Donner des perspectives au mécontentement
La
manifestation de la Fonction publique du 21 janvier témoigne
de la colère qui se développe face aux suppressions
d’emplois et plus généralement face à la politique du
gouvernement qui veut faire payer la facture de la crise à
l’ensemble de la population.
Dans la Fonction publique, les
manifestants ont voulu dénoncer leur ras-le-bol face aux
mauvais coups qui se multiplient : 100 000 emplois supprimés
dans la fonction publique d’Etat depuis 2007, 16 000
suppressions de postes dans l’Education nationale pour 2010
(après 13 500 en 2009 et 11 200 en 2008), 3 600 suppressions
à la SNCF d’après les syndicats,… la liste s’allonge.
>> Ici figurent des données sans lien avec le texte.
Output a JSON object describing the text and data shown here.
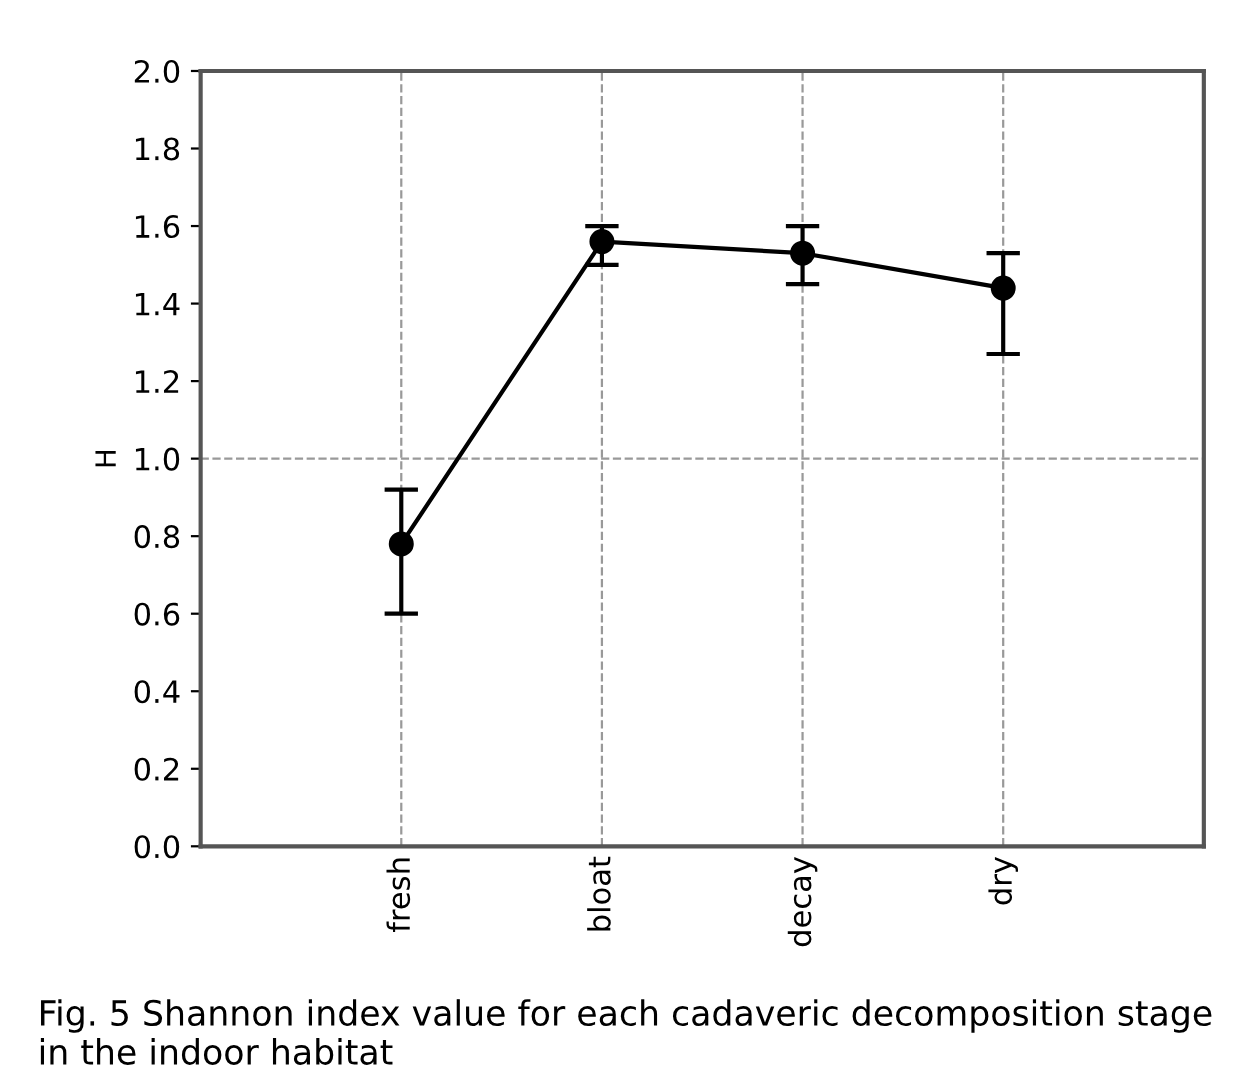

Cette politique de suppressions
d’emplois est aggravée par les différentes contre-réformes
du gouvernement : RGPP, loi sur la mobilité passée cet été,
mise en application de la loi Bachelot dans la santé, Loi
Chatel dans l’Education, etc. Les objectifs du gouvernement
sont clairs, faire des coupes claires dans les services
publics et les budgets sociaux.
Avec
100 000 manifestants, la journée de grève a été suivie. Mais
celle-ci reste sans perspectives concrètes, sans politique
pour que ce mécontentement puisse faire tâche d’huile, ce
qui a pesé sur l’ampleur de la mobilisation.
Après
le cycle de luttes de l’année 2009 et le refus des
directions syndicales de s’affronter au pouvoir, le
sentiment de gâchis face aux réelles possibilités d’inverser
le rapport de force pèse sur les salariés. Mais la révolte
face à la politique des classes dominantes est loin de
s’atténuer. Les luttes dans le privé face aux licenciements
ou contre la répression patronale continuent, comme la
manifestation de soutien lors du passage au tribunal des
« Conti », les grèves à Philips, Freescale, etc. La presse
patronale elle-même s’inquiète de voir se redévelopper des
luttes sur les salaires, comme à la RATP, à Sanofi ou à
Total. Un organisme de DRH de grandes entreprises prévoit
même « des
négociations salariales périlleuses ».
Mais
pour peser, encore faut-il que le mécontentement qui
s’accumule puisse se retrouver dans une politique capable
d’unifier, de donner confiance dans les possibilités de la
lutte, dans la légitimité de s’en prendre au capitalisme.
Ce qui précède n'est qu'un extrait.